Amo 5:19  It will be as though a man fled from a lion only to meet a bear, as though he entered his house and rested his hand on the wall only to have a snake bite him.

Amo 5:20  Will not the day of the LORD be darkness, not light— pitch-dark, without a ray of brightness?

Again the people are warned that their confidence that “the day of the Lord” would bring them good is a delusion (v. 18). See further on ch. 8:9.

Amo 5:21  “I hate, I despise your religious festivals; your assemblies are a stench to me.

Faithfulness in the mere externals of religion will not win divine favor in the time of judgment.

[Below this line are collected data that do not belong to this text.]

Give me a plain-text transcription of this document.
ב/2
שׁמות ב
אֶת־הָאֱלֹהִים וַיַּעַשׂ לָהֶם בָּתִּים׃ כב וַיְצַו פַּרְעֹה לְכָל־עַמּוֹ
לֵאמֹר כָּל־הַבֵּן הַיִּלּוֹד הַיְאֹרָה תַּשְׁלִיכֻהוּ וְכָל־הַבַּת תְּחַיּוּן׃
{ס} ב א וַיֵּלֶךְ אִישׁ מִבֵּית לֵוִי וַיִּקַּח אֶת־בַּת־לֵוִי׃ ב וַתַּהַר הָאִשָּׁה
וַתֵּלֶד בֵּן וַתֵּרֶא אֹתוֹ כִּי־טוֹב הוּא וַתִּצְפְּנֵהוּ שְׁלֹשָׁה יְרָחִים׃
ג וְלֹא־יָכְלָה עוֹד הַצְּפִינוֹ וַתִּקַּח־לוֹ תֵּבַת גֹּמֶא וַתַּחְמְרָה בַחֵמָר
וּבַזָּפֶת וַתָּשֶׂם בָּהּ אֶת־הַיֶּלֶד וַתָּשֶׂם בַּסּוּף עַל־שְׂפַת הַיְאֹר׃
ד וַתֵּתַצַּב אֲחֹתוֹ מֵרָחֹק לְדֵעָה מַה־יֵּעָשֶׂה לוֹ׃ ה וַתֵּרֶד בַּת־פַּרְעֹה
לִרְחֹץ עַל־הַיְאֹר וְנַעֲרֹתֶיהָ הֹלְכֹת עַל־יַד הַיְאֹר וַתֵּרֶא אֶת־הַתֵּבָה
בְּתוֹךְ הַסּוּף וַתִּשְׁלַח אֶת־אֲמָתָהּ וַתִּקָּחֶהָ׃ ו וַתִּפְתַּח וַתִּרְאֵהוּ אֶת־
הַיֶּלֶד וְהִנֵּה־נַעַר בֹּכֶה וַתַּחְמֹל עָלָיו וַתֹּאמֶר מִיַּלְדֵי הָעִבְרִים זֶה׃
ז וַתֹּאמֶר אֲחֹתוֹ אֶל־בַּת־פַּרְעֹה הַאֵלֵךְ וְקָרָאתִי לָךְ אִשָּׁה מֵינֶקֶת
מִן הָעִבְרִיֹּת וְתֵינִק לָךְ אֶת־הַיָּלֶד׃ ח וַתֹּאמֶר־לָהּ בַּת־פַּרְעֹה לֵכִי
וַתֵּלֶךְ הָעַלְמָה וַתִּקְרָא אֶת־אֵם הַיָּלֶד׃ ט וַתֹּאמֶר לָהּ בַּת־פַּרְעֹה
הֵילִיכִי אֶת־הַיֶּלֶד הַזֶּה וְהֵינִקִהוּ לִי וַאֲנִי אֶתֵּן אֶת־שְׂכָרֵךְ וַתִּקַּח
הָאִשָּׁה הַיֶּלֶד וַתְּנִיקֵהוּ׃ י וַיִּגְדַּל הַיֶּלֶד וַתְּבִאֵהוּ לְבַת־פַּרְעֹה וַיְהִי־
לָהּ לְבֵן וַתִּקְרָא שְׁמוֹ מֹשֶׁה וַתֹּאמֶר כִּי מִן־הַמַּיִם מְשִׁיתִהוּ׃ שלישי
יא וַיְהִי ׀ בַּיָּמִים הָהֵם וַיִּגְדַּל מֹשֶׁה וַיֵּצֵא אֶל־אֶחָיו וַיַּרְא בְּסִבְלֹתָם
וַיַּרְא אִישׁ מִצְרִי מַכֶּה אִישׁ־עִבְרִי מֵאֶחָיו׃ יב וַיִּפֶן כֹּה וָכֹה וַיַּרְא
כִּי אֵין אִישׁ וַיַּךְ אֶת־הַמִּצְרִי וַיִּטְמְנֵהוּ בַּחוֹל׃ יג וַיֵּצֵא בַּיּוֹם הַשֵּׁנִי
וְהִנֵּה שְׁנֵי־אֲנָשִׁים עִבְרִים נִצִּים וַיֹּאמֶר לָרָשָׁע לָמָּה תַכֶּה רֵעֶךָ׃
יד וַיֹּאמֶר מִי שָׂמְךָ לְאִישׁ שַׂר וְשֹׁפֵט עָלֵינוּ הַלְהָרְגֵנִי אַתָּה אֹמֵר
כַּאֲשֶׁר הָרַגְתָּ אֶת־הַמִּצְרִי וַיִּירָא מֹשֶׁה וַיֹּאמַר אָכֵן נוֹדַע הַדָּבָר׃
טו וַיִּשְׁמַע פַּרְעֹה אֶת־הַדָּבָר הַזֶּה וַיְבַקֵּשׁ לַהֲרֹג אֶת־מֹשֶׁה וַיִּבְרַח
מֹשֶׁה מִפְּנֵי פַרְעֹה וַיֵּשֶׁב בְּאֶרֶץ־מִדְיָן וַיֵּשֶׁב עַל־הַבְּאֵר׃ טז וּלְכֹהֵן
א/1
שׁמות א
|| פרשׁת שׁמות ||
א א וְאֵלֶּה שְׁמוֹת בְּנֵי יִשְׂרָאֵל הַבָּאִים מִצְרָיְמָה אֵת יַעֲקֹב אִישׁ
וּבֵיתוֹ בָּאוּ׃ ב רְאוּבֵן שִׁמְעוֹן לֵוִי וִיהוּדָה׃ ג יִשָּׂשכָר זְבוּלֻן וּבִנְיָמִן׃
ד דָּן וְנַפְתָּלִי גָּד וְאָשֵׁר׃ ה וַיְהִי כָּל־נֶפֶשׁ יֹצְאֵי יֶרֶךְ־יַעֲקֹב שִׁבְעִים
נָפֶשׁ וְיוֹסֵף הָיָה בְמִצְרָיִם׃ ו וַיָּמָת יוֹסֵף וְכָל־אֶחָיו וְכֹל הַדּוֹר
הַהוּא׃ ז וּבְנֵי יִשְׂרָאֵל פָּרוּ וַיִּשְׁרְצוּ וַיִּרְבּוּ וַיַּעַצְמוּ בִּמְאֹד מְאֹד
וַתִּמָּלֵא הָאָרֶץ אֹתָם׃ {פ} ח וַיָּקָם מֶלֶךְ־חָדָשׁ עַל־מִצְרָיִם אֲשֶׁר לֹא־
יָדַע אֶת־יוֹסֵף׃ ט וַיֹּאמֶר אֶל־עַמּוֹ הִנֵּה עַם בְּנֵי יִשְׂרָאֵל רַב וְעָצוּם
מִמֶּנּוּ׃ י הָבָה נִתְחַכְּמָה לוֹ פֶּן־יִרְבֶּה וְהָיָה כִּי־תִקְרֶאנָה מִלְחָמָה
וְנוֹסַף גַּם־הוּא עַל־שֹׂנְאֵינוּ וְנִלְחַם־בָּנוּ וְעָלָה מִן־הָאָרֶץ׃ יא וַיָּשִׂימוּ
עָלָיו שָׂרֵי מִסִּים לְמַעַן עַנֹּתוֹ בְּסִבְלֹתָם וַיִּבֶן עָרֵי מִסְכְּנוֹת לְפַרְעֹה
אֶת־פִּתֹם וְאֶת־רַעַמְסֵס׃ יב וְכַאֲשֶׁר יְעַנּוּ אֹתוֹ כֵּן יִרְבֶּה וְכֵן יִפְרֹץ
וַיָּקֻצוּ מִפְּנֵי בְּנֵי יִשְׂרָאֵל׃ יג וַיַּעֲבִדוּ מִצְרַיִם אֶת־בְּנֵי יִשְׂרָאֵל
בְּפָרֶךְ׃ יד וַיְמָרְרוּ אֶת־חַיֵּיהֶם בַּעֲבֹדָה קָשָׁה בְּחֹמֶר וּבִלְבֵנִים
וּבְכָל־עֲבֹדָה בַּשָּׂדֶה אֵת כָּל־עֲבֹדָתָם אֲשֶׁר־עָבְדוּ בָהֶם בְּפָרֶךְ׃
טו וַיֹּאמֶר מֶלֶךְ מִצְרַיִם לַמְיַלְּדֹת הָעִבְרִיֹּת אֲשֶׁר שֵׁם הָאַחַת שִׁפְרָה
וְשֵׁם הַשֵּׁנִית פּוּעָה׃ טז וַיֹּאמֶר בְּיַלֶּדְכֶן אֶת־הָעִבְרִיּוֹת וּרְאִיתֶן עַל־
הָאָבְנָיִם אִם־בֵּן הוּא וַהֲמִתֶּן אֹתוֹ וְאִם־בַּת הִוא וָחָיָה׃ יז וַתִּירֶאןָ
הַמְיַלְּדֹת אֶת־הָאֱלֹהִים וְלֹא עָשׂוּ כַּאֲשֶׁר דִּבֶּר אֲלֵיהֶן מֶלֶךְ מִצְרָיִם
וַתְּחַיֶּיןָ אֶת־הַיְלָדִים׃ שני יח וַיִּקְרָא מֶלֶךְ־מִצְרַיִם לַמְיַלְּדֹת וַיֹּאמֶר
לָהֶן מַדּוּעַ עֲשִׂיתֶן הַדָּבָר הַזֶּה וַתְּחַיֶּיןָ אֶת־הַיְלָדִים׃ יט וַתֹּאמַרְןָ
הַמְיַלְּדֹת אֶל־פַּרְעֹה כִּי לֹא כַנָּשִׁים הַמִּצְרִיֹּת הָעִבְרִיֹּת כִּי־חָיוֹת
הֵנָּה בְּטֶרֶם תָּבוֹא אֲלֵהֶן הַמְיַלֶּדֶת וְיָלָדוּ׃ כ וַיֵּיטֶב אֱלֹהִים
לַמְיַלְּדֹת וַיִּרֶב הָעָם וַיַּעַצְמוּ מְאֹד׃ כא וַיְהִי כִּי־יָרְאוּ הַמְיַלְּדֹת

Worship can no more be evaluated merely by the order and beauty of its outward form than can the dietary value of a fruit be determined merely by its size and color.

Religious festivals.

In view of their evil lives, these feasts were but an expression of Israel’s hypocrisy (see on Isa. 1:11–15).

Amo 5:22  Even though you bring me burnt offerings and grain offerings, I will not accept them. Though you bring choice fellowship offerings, I will have no regard for them.

This verse indicates that in their idolatry the Israelites still observed some of the formal ritual of the Mosaic law.

Amo 5:23  Away with the noise of your songs! I will not listen to the music of your harps.

The people’s superficial and insincere worship made their psalms and hymns nothing but an offensive and wearisome sound in the ears of God (see Eze. 26:13). Both instrumental and vocal music formed a part of the Temple worship (see 1 Chron. 16:42; 23:5; 25:6, 7).

Amo 5:24 But let justice roll on like a river, righteousness like a never-failing stream!

That is, a watercourse supplied by a perennial stream instead of a seasonal one (see on 1 Sam. 17:3). This beautiful figure of speech presented to Israel God’s desire for them (see on Jer. 5:15), and it is His desire still for His people today.

Amo 5:25 “Did you bring me sacrifices and offerings forty years in the wilderness, people of Israel?

Even in the wilderness wandering, where the children of Israel had practically no contact with outside idolatrous worship, they “offered” not to the Lord the true and faithful obedience that was His due (see Ps. 78:37).

Amo 5:26 You have lifted up the shrine of your king, the pedestal of your idols, the star of your god— which you made for yourselves.

Here is revealed the apostates’ fundamental motive, the satisfaction of self. In the last analysis all idolatry is self-will. Stephen, in referring to this part of Amos’ prophecy (see Acts 7:42, 43), emphasized the fact of Israel’s idolatry rather than the details of their idol worship.

Amo 5:27  Therefore I will send you into exile beyond Damascus,” says the LORD, whose name is God Almighty.

Damascus was the capital of a powerful Syrian kingdom to the north. Until the Assyrians gained the ascendancy in that part of the world, Syria was the most powerful enemy that God had employed to punish His people (see 2 Kings 13:7).

God had recently delivered Israel from Syria and given Damascus into their hands (see 2 Kings 14:23–28). However, owing to Israel’s continued apostasy, Damascus, the scene of Israel’s recent victory, would be the pathway to captivity.

The Assyrians were shortly to take Israel captive beyond the nearby regions of Damascus, into more distant lands.